Perintah untuk berdamai dalam surat
Al-Hujurat dan An-Niisa ini mempunyai arti yang sama dengan nama Islam itu
sendiri yang berasal dari bahasa Arab, yaitu dari kata salima yang
mengandung arti selamat, sentosa, dan damai.
2. As-Sunnah
Sebagai sumber kedua dari ajaran Islam,
hadis Rasul juga menunjukan peluang untuk menyelesaikan sengketa tanpa melalui
badan peradilan pemerintah, dalam salah satu hadis yang diriwayatkan oleh Tirmidzi dari Umar
Bin Auf Al Muzani RA.[17]
أَّنَ رَسُوْلَ الَّلهِ صَّلَى اللَّهِ عَلَيْهِ وَسَلَّمَ قَالَ اَلْصُلْحُ جاَئِزٌ بَيْنَ المُسْلِمِيْنَ إِلَّا صُلْحَا حَرَّمَ حَلَالَا أَوْ أَحَّلَ حَرَامًا وَاْلُمسْلِمُوْنَ عَلَى شرُوْطِهِمْ إِلَّا شَرْطًا حَرَّمَ حَلاَلاَ أَوْ أَحَّلَ حَرَامَا قاَلَ أَبُوْ عِيْسَى هَذَا حَدِيْثٌ حَسَنٌ صَحِيْحٌ. (رواه ترمذي).
Artinya: Bahwasannya
Rasulullah SAW bersabda: Perjanjian antara orang-orang muslim itu boleh,
kecuali perjanjian yang menghalalkan yang haram atau mengharamkan yang halal
dan (muamalah) orang-orang muslim itu berdasarkan syarat-syarat mereka kecuali
syarat itu mengharamkan yang halal atau menghalalkan yang haram. Abu Isa
berkata bahwa hadits ini hasan shahih. (H.R. At-Tirmidzi)
Disebutkan
juga dalam hadist Abdullah bin Muhammad, hadist Usman Ibn Umar yang riwayatkan Laish sebagai berikut:[18]

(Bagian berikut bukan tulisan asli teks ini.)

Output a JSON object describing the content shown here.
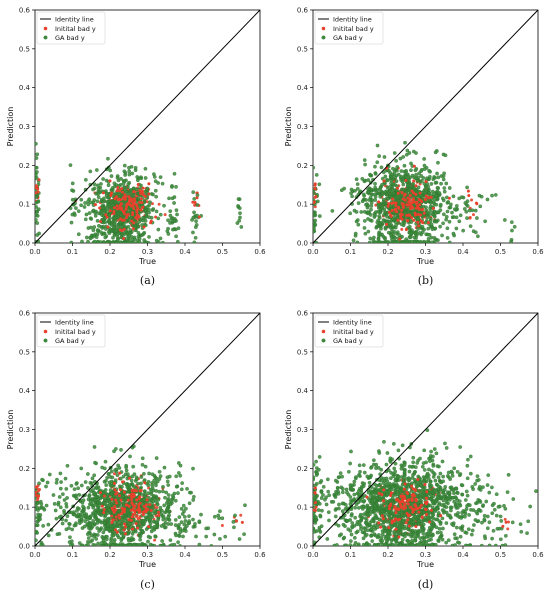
{
  "colors": {
    "identity": "#000000",
    "initial": "#e8412c",
    "ga": "#3a8a3a",
    "ga_edge": "#2f6e2f"
  },
  "legend": [
    "Identity line",
    "Initital bad y",
    "GA bad y"
  ],
  "chart_data": [
    {
      "type": "scatter",
      "caption": "(a)",
      "xlabel": "True",
      "ylabel": "Prediction",
      "xlim": [
        0.0,
        0.6
      ],
      "ylim": [
        0.0,
        0.6
      ],
      "xticks": [
        "0.0",
        "0.1",
        "0.2",
        "0.3",
        "0.4",
        "0.5",
        "0.6"
      ],
      "yticks": [
        "0.0",
        "0.1",
        "0.2",
        "0.3",
        "0.4",
        "0.5",
        "0.6"
      ],
      "legend_position": "top-left",
      "identity_line": [
        [
          0.0,
          0.0
        ],
        [
          0.6,
          0.6
        ]
      ],
      "series": [
        {
          "name": "Initital bad y",
          "color": "#e8412c",
          "clusters": [
            {
              "x_mean": 0.25,
              "x_sd": 0.035,
              "y_mean": 0.095,
              "y_sd": 0.03,
              "n": 150
            },
            {
              "x_mean": 0.005,
              "x_sd": 0.003,
              "y_mean": 0.13,
              "y_sd": 0.02,
              "n": 8
            },
            {
              "x_mean": 0.43,
              "x_sd": 0.005,
              "y_mean": 0.1,
              "y_sd": 0.02,
              "n": 5
            }
          ]
        },
        {
          "name": "GA bad y",
          "color": "#3a8a3a",
          "clusters": [
            {
              "x_mean": 0.23,
              "x_sd": 0.045,
              "y_mean": 0.08,
              "y_sd": 0.05,
              "n": 650
            },
            {
              "x_mean": 0.005,
              "x_sd": 0.004,
              "y_mean": 0.11,
              "y_sd": 0.07,
              "n": 35
            },
            {
              "x_mean": 0.1,
              "x_sd": 0.005,
              "y_mean": 0.09,
              "y_sd": 0.05,
              "n": 12
            },
            {
              "x_mean": 0.37,
              "x_sd": 0.01,
              "y_mean": 0.08,
              "y_sd": 0.04,
              "n": 25
            },
            {
              "x_mean": 0.43,
              "x_sd": 0.007,
              "y_mean": 0.07,
              "y_sd": 0.04,
              "n": 18
            },
            {
              "x_mean": 0.545,
              "x_sd": 0.004,
              "y_mean": 0.08,
              "y_sd": 0.05,
              "n": 10
            }
          ]
        }
      ]
    },
    {
      "type": "scatter",
      "caption": "(b)",
      "xlabel": "True",
      "ylabel": "Prediction",
      "xlim": [
        0.0,
        0.6
      ],
      "ylim": [
        0.0,
        0.6
      ],
      "xticks": [
        "0.0",
        "0.1",
        "0.2",
        "0.3",
        "0.4",
        "0.5",
        "0.6"
      ],
      "yticks": [
        "0.0",
        "0.1",
        "0.2",
        "0.3",
        "0.4",
        "0.5",
        "0.6"
      ],
      "legend_position": "top-left",
      "identity_line": [
        [
          0.0,
          0.0
        ],
        [
          0.6,
          0.6
        ]
      ],
      "series": [
        {
          "name": "Initital bad y",
          "color": "#e8412c",
          "clusters": [
            {
              "x_mean": 0.25,
              "x_sd": 0.035,
              "y_mean": 0.1,
              "y_sd": 0.03,
              "n": 150
            },
            {
              "x_mean": 0.005,
              "x_sd": 0.003,
              "y_mean": 0.13,
              "y_sd": 0.02,
              "n": 8
            },
            {
              "x_mean": 0.42,
              "x_sd": 0.01,
              "y_mean": 0.1,
              "y_sd": 0.02,
              "n": 5
            }
          ]
        },
        {
          "name": "GA bad y",
          "color": "#3a8a3a",
          "clusters": [
            {
              "x_mean": 0.24,
              "x_sd": 0.06,
              "y_mean": 0.1,
              "y_sd": 0.055,
              "n": 900
            },
            {
              "x_mean": 0.005,
              "x_sd": 0.005,
              "y_mean": 0.08,
              "y_sd": 0.05,
              "n": 30
            },
            {
              "x_mean": 0.4,
              "x_sd": 0.04,
              "y_mean": 0.08,
              "y_sd": 0.04,
              "n": 40
            },
            {
              "x_mean": 0.53,
              "x_sd": 0.015,
              "y_mean": 0.05,
              "y_sd": 0.03,
              "n": 6
            }
          ]
        }
      ]
    },
    {
      "type": "scatter",
      "caption": "(c)",
      "xlabel": "True",
      "ylabel": "Prediction",
      "xlim": [
        0.0,
        0.6
      ],
      "ylim": [
        0.0,
        0.6
      ],
      "xticks": [
        "0.0",
        "0.1",
        "0.2",
        "0.3",
        "0.4",
        "0.5",
        "0.6"
      ],
      "yticks": [
        "0.0",
        "0.1",
        "0.2",
        "0.3",
        "0.4",
        "0.5",
        "0.6"
      ],
      "legend_position": "top-left",
      "identity_line": [
        [
          0.0,
          0.0
        ],
        [
          0.6,
          0.6
        ]
      ],
      "series": [
        {
          "name": "Initital bad y",
          "color": "#e8412c",
          "clusters": [
            {
              "x_mean": 0.25,
              "x_sd": 0.035,
              "y_mean": 0.1,
              "y_sd": 0.03,
              "n": 150
            },
            {
              "x_mean": 0.005,
              "x_sd": 0.003,
              "y_mean": 0.13,
              "y_sd": 0.02,
              "n": 8
            },
            {
              "x_mean": 0.53,
              "x_sd": 0.01,
              "y_mean": 0.07,
              "y_sd": 0.01,
              "n": 3
            }
          ]
        },
        {
          "name": "GA bad y",
          "color": "#3a8a3a",
          "clusters": [
            {
              "x_mean": 0.23,
              "x_sd": 0.08,
              "y_mean": 0.09,
              "y_sd": 0.055,
              "n": 1000
            },
            {
              "x_mean": 0.01,
              "x_sd": 0.008,
              "y_mean": 0.09,
              "y_sd": 0.06,
              "n": 35
            },
            {
              "x_mean": 0.45,
              "x_sd": 0.06,
              "y_mean": 0.06,
              "y_sd": 0.035,
              "n": 40
            }
          ]
        }
      ]
    },
    {
      "type": "scatter",
      "caption": "(d)",
      "xlabel": "True",
      "ylabel": "Prediction",
      "xlim": [
        0.0,
        0.6
      ],
      "ylim": [
        0.0,
        0.6
      ],
      "xticks": [
        "0.0",
        "0.1",
        "0.2",
        "0.3",
        "0.4",
        "0.5",
        "0.6"
      ],
      "yticks": [
        "0.0",
        "0.1",
        "0.2",
        "0.3",
        "0.4",
        "0.5",
        "0.6"
      ],
      "legend_position": "top-left",
      "identity_line": [
        [
          0.0,
          0.0
        ],
        [
          0.6,
          0.6
        ]
      ],
      "series": [
        {
          "name": "Initital bad y",
          "color": "#e8412c",
          "clusters": [
            {
              "x_mean": 0.25,
              "x_sd": 0.035,
              "y_mean": 0.1,
              "y_sd": 0.03,
              "n": 150
            },
            {
              "x_mean": 0.005,
              "x_sd": 0.003,
              "y_mean": 0.12,
              "y_sd": 0.02,
              "n": 8
            },
            {
              "x_mean": 0.51,
              "x_sd": 0.01,
              "y_mean": 0.06,
              "y_sd": 0.01,
              "n": 3
            }
          ]
        },
        {
          "name": "GA bad y",
          "color": "#3a8a3a",
          "clusters": [
            {
              "x_mean": 0.24,
              "x_sd": 0.09,
              "y_mean": 0.1,
              "y_sd": 0.06,
              "n": 1300
            },
            {
              "x_mean": 0.01,
              "x_sd": 0.008,
              "y_mean": 0.1,
              "y_sd": 0.07,
              "n": 45
            },
            {
              "x_mean": 0.46,
              "x_sd": 0.06,
              "y_mean": 0.07,
              "y_sd": 0.04,
              "n": 70
            }
          ]
        }
      ]
    }
  ]
}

أَنَّ كَعْبِ بْنُ مَلِكِ أَخْبَرَهٌ أنٌّهٌ تٌقَا ضَى اِبْنُ
اَبِي حَدْرَدَ دَيْناَ كَانَ لَهُ عَلَيْهِ فِي عَهْدِ رَسٌوْلِ الًّلهِ صَلَّي
الَّلهِ عَلَيْهِ وَسَّلمَ فِي المَسْجِدِ فَارْتَفَعَتْ أَصْوَاتُهُمَا حَتَّي سَمِعَهُمَا
رَسُوْلُ الَّلهِ صَلَّي الَّلهِ عّلَيْهِ
وَسَلَّمَ وَهُوَ فِي بَيْتِهِ , فَخَرَجَ رَسُوْلُ الّلَهِ إِلَيْهِمَا حَّتَي كَشِفَ
سَجْفَ حَجْرَتِهِ فَنَادَي كَعْبُ بْنُ ماَلِكٍ, فَقَالَ يَا كَعْبَ, فَقَالَ لَبَيْكَ ياَ رَسُوُلَ الَّلهِ
فَأَشَارَ بِيَدِهِ أَنْ صِعْ الشَطْرَ فَقاَلَ
كَعْبُ : قَدْ فَعَلْتُ
ياَ رَسُوْلَ الَّلهِ, فَقَالَ رَسُوُلُ الَّلهِ قُمْ فَاَقْضِهِ. (رواه البخارى)

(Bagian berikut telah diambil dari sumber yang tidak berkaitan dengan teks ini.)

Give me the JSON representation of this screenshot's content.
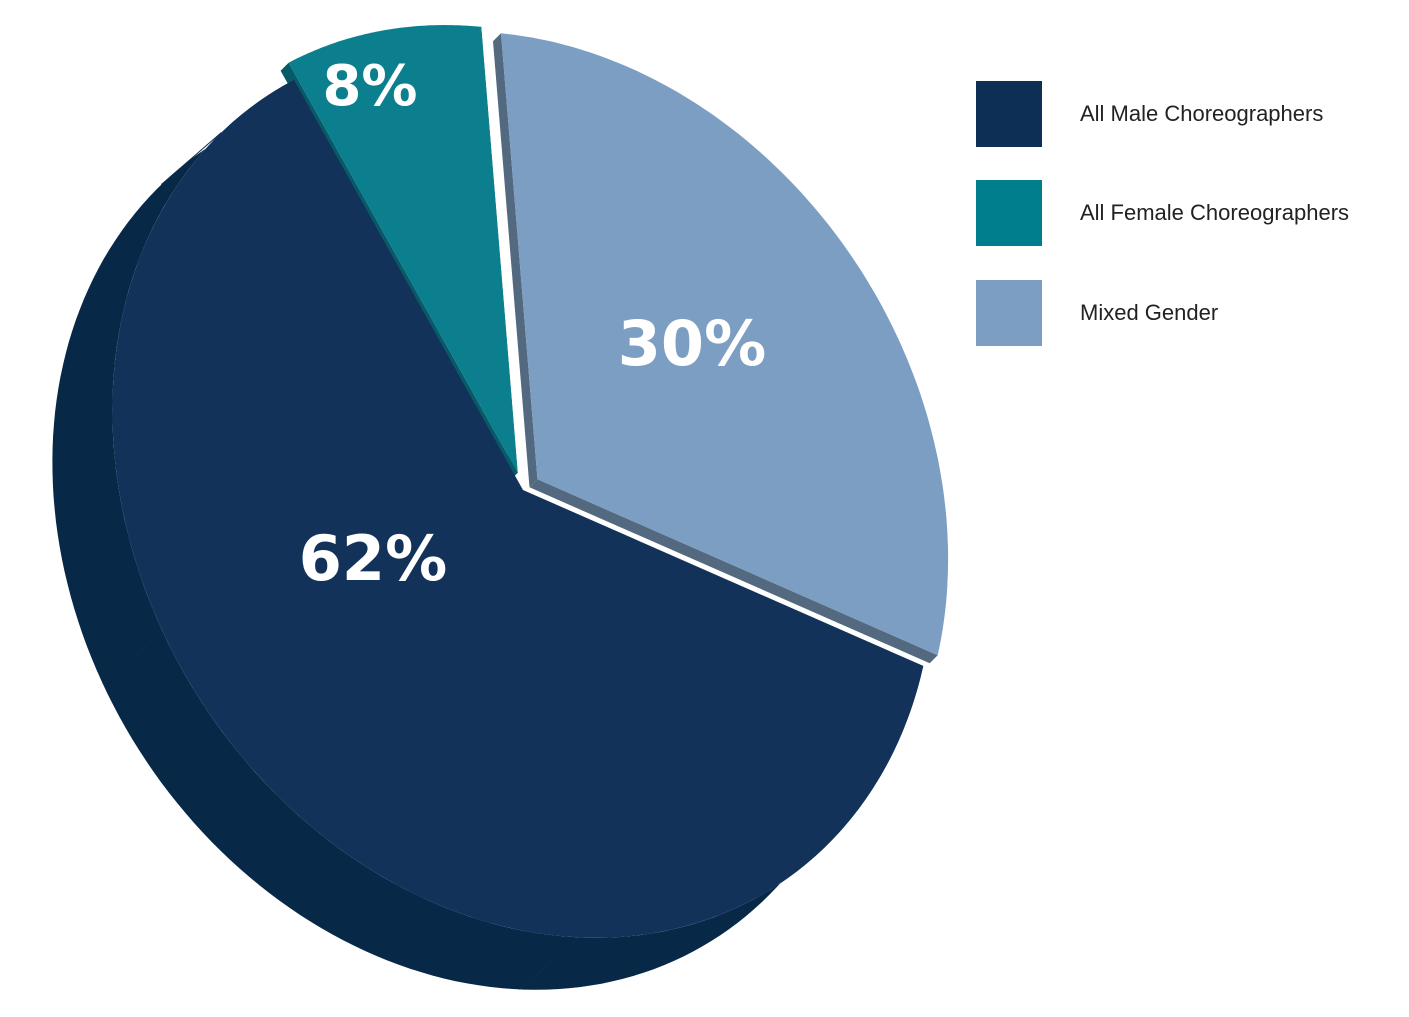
{
  "chart_data": {
    "type": "pie",
    "style": "3d-tilted",
    "categories": [
      "All Male Choreographers",
      "All Female Choreographers",
      "Mixed Gender"
    ],
    "values": [
      62,
      8,
      30
    ],
    "unit": "%",
    "data_labels": [
      "62%",
      "8%",
      "30%"
    ],
    "colors": [
      "#13325a",
      "#0b7f8e",
      "#7d9ec3"
    ],
    "side_colors": [
      "#072847",
      "#075b68",
      "#52697f"
    ],
    "legend": {
      "placement": "right",
      "entries": [
        {
          "label": "All Male Choreographers",
          "color": "#0d2f55"
        },
        {
          "label": "All Female Choreographers",
          "color": "#017e8d"
        },
        {
          "label": "Mixed Gender",
          "color": "#7d9ec3"
        }
      ]
    }
  }
}
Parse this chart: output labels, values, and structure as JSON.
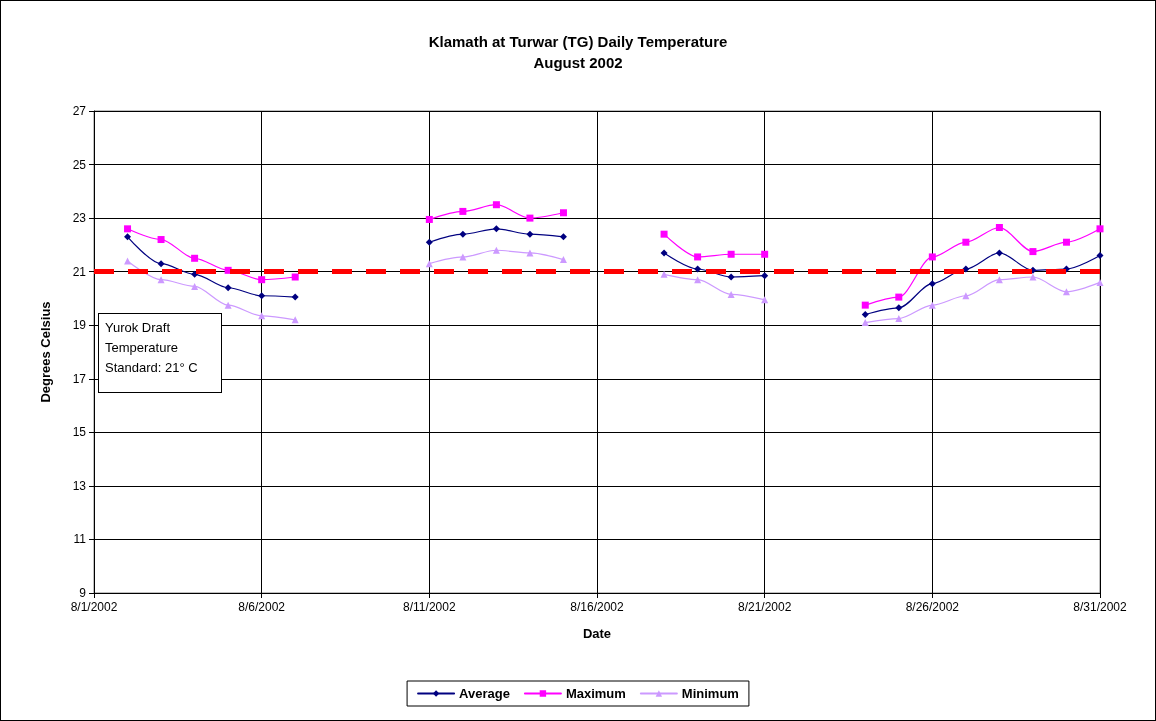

Artinya: Bahwsanya Ka’ab sedang menyelesaikan piutangnya
dari Ibn Abi Hadrad di masjid, suara mereka meninggi hingga didengar oleh Rasullullah
saw dari rumah beliau. Maka beliau keluar dan membuka tirai kamar beliau,
kemudian memanggil : “Hai Ka’ab”, Ka’ab pun menjawab : “ Saya datang ya
Rasullulah”. Beliau bersabda :“Turunkan hutangmu, dan ambil separuhnya saja”.
Ka’ab berkata : “ Sudah saya lakukan ya Rasullulah.: Kemudian beliau bersabda
(kepada Ibn Abi Hadrad) “Lunasilah hutangmu”. (H.R. Bukhari).
3. Ijma Ulama
Ijma ulama sebagai sumber hukum Islam
yang ketiga telah memperkuat tentang adanya lembaga arbitrase Islam untuk mengantisipasi
persengketaan para pihak dalam berbagai aspek kehidupan. Penyelesaian sengketa
setelah wafat Rasullullah SAW. Banyak dilakukan pada masa sahabat dan ulama
untuk menyelesaikan sengketa dengan cara mendamaikan para pihak melalui
musyawarah dan konsensus diantara mereka sehingga menjadi yurisprudensi hukum
Islam dalam beberapa kasus.
Keberadaan ijma sahabat atau ulama
sangat dihargai dan tidak ada yang menentangnya, karena tidak semua masalah
sosial keagamaan tercantum dalam Al Qur’an dan As-sunnah secara terinci. Bahkan
Sayyidina Umar Ibnu Khatab pernah mengatakan bahwa: Tolaklah permusuhan hingga
mereka berdamai, karena pemutusan perkara melalui pengadilan akan mengembangkan
kedengkian diantara mereka.[19]
Mengenai bentuk perdamaian di dalam
pengadilan/ Qada’ mulai berkembang pada saat dunia Islam mengalami perkembangan
pula. Hal ini dimulai ketika wilayah kekuasaan Islam semakin besar dan luas.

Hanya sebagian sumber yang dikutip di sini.